Die örtliche Zuständigkeit der Zivilgerichte

Zivilrecht, ZPO

“Wer will was von wem woraus?” lautet der Merksatz, den Studierende von Beginn an lernen. Und so wertvoll dieser Satz auch sein mag, so unvollständig ist er letztlich für die Praxis. Denn es ist schön und gut zu wissen, was man von jemandem aus welcher Norm verlangen kann, aber letztlich vollkommen nutzlos, wenn man nicht weiß, wo man es von demjenigen dann auch bekommt. Deshalb, soll es in diesem Artikel um die örtliche Zuständigkeit der Zivilgerichte gehen.

Grundlagen

Die Zivilprozessordnung (ZPO) regelt die sogenannten Gerichtsstände in den §§ 12 ff. ZPO. In diesen Regelungen finden sich sowohl allgemeine Gerichtsstände, als auch besondere und ausschließliche. Daneben gibt es noch in § 38 ZPO für die Parteien die Möglichkeit, ein eigentlich unzuständiges Gericht für zuständig zu erklären. Und zuletzt ist nach § 39 ZPO auch eine rügelose Einlassung bei einem ursprünglich unzuständigem Gericht möglich.

Anwendung

Aus diesen Grundlagen lässt sich eine zuverlässige Prüfungsreihenfolge für Klausuren ableiten.

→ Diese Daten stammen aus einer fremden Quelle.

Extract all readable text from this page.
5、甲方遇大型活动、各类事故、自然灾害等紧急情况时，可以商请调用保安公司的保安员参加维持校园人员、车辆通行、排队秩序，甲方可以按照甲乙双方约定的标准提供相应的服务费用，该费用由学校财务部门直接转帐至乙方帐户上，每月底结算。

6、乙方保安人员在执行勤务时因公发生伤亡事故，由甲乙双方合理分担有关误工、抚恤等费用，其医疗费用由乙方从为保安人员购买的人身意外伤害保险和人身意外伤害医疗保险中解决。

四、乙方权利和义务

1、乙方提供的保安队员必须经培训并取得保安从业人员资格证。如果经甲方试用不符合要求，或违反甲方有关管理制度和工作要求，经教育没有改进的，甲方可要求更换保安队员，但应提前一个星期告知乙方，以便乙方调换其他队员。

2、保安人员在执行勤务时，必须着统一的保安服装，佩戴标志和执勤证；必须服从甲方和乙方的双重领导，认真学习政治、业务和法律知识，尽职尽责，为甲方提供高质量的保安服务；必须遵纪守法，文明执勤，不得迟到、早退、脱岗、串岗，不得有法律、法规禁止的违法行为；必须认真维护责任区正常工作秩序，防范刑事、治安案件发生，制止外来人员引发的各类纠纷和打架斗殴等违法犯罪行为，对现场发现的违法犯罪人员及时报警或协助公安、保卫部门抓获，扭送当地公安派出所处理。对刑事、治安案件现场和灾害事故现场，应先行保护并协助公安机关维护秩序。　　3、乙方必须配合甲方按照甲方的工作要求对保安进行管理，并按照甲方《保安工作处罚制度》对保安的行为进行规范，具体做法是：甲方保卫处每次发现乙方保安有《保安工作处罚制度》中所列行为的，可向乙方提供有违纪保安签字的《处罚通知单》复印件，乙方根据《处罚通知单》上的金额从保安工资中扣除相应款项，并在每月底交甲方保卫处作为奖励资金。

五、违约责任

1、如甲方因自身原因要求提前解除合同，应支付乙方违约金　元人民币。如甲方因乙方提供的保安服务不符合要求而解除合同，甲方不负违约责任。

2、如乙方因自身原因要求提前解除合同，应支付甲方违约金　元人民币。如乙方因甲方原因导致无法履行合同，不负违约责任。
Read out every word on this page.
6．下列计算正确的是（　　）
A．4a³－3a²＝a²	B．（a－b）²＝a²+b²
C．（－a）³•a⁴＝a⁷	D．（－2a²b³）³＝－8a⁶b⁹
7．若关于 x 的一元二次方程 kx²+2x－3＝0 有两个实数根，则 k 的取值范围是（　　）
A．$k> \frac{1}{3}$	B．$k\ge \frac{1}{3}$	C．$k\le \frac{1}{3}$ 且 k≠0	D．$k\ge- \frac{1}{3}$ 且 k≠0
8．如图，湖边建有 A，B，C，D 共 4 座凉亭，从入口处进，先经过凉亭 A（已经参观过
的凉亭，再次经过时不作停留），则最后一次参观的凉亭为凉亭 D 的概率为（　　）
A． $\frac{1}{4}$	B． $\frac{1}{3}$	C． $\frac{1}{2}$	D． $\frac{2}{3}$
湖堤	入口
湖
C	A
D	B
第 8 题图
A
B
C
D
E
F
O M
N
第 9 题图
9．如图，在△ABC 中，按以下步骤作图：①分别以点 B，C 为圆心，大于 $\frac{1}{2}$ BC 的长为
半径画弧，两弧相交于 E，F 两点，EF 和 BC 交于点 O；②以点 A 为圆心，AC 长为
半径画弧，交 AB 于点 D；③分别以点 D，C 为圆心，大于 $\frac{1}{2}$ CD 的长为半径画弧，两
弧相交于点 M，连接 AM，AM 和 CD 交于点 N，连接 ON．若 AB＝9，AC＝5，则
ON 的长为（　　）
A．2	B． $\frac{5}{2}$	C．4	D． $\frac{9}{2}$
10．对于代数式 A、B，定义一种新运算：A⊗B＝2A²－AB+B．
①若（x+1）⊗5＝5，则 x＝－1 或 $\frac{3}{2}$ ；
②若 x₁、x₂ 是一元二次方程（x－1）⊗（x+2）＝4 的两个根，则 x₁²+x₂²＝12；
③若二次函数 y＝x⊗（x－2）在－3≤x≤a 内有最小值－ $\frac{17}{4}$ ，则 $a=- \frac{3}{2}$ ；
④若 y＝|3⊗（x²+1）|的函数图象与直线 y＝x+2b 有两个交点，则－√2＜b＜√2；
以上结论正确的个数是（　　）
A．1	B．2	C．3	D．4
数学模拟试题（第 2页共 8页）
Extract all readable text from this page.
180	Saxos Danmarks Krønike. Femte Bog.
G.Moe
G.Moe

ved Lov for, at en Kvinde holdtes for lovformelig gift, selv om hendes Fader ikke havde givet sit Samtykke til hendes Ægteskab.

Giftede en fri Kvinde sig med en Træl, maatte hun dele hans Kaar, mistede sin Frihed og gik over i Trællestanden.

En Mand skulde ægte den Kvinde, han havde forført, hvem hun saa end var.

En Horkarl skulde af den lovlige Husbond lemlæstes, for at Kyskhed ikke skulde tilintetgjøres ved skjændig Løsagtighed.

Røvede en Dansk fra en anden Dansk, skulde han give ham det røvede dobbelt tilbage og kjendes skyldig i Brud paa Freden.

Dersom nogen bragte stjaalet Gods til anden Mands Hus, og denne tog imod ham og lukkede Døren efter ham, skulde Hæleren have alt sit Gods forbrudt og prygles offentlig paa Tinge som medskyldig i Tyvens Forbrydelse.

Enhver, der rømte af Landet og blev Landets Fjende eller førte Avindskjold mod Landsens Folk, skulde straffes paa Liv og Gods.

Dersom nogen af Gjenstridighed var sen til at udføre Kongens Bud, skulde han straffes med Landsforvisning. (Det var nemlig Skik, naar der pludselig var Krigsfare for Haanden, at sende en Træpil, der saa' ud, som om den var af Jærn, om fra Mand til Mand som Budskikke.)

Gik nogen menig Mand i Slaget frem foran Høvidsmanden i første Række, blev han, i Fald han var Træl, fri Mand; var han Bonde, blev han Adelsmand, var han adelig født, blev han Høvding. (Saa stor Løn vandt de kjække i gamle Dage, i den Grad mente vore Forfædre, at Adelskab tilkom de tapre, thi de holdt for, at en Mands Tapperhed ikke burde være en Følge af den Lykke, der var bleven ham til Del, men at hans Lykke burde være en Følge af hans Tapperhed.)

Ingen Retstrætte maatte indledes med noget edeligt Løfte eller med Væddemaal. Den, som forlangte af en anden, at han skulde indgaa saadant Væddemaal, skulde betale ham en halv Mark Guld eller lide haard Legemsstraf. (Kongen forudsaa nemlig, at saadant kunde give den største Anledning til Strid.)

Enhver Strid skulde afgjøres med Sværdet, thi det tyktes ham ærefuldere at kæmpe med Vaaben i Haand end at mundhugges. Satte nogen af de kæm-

Zunächst ist der Sachverhalt unter die ausschließlichen Gerichtsstände zu subsumieren. Dreht sich eine Streitigkeit beispielsweise um Ansprüche aus einem Pachtverhältnis, wäre nach § 29a I ZPO ausschließlich das Gericht zuständig, in dessen Bezirk sich die verpachteten Räumlichkeiten befinden. Ausschließlich bedeutet hierbei, dass kein anderer Gerichtsstand einschlägig sein kann, also weder allgemeine, noch besondere. Zusätzlich wären aber auch eine Gerichtsstandsvereinbarung, sowie ein rügeloses Einlassen unmöglich (vgl. § 40 II 1 Nr. 2 und § 40 II 2 ZPO).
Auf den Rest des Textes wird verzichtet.